The tool does not have a third prong grounding conductor. But it meets

the
definition of double-insulated because the chuck is insulated from the

motor
by nylon gear-drive. And the windings on the motor are, of course,
insulated from the motor frame. So it would take two faults, just as you
said. It has no third prong, also as you said. But the exposed metal

parts
are *not* necessarily grounded.

daestrom


So they put in nylon gears, which we all know have a very limited life
span, instead of using reliable gears and adding a grounded cord.
That's just plain stupidity at it's worse. Also the reason I am
always looking for the old solid metal drills at garage sales. Not to
mention that most new drills have those keyless chucks, and I
absolutely despise those useless pieces of ****.

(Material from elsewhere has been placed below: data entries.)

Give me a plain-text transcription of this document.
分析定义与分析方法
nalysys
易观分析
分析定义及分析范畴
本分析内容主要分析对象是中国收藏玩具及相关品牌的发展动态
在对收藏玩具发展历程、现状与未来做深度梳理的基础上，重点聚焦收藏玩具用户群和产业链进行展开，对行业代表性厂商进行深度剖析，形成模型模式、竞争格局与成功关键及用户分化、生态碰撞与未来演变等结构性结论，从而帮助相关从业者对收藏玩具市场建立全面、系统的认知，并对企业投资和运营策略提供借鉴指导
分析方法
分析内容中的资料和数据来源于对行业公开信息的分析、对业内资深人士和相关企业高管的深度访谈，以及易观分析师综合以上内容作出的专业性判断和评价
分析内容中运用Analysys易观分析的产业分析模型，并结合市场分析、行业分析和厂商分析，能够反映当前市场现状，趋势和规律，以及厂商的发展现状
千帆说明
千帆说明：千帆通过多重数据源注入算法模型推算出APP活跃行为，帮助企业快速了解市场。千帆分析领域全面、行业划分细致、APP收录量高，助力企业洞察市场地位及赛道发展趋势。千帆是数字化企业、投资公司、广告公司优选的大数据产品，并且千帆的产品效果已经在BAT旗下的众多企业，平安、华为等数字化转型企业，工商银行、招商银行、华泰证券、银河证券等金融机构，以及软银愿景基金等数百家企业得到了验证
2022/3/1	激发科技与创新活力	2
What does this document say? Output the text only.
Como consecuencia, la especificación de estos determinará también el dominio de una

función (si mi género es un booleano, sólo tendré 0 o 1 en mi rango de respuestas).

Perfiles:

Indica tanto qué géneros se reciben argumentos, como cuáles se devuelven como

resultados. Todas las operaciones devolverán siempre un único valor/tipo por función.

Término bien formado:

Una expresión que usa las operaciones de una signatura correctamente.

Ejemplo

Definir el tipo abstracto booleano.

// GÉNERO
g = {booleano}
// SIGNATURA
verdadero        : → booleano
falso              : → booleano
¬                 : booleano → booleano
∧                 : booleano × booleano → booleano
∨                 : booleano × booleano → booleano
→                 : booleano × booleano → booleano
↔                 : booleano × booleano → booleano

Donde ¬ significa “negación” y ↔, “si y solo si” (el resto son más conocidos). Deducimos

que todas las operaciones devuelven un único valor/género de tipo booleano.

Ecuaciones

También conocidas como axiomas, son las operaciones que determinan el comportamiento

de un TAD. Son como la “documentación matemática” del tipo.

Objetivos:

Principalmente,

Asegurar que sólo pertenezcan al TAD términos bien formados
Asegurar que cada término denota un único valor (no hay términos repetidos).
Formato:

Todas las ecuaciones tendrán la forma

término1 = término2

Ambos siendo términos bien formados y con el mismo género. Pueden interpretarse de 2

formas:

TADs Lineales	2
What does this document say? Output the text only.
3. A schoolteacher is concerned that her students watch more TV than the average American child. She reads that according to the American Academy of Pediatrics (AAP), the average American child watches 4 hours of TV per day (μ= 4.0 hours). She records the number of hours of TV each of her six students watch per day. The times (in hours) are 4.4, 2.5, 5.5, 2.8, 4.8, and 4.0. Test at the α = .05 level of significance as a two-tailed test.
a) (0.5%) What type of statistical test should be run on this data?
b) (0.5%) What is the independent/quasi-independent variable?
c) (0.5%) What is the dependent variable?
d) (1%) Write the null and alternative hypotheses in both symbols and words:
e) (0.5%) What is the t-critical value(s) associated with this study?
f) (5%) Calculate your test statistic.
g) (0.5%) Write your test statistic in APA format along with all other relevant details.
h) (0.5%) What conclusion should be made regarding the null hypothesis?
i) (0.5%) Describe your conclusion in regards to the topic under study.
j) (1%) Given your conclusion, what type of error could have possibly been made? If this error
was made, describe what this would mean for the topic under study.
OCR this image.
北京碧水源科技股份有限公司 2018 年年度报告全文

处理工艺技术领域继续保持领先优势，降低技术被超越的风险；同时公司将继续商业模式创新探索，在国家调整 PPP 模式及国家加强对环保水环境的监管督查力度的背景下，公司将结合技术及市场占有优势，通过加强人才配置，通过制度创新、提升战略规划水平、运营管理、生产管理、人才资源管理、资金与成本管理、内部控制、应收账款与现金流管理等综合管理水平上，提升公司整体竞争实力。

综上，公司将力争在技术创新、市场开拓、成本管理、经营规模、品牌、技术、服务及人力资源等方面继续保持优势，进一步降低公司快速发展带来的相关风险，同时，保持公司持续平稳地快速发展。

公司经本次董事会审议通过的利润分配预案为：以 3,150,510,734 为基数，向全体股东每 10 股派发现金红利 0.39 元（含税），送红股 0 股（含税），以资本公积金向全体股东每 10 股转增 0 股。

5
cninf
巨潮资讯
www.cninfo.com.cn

I'd much rather spend the extra dollar or two for the steel gears and
grounded cord.

I bought a portable jig saw (saber saw) 2 years ago. It had plastic
or nylon gears. I used it maybe 2 hours at most cutting plywood and
such. Then I inserted a metal cutting blade and started to cut a
piece of steel barn siding. I was cutting the length of the steel or
about 8 feet. That stuff is only 22 gauge or thereabouts. I cut
about 2 feet when the saw stopped cutting, but the motor was still
running. I opened the saw to find the nylon gears completely
stripped. After a big hassle, I was able to get the thing replaced
thru the warranty, but as far as I am concerned, it's pretty much a
useless tool, since I know as soon as I use it for anything more than
cutting some balsa wood, the new one will strip too. Just more
inferior crap sold by Black & Decker.

Mark


Nylon gears can last for decades of use when not abused. Jigsaws are not the
best choice for cutting 22 gauge steel. Tin snips or nibblers are a much
better choices. For a saw blade to work most efficiently, the material must
be significantly thicker than the pitch of the blade. When cutting thicker
material the teeth lower on the blade hold the saw away from the material
being cut. Without these lower teeth in contact, every time a tooth of your
saw hit caught on the bottom of the sheet-metal, it sent a major shock
straight up the transmission.

Maybe you have to buy the stuff not in the bargain bin. I like my old Black
and Decker drill, but if I ever start doing serious work, I would buy a new
one that is lighter more efficient and more powerful.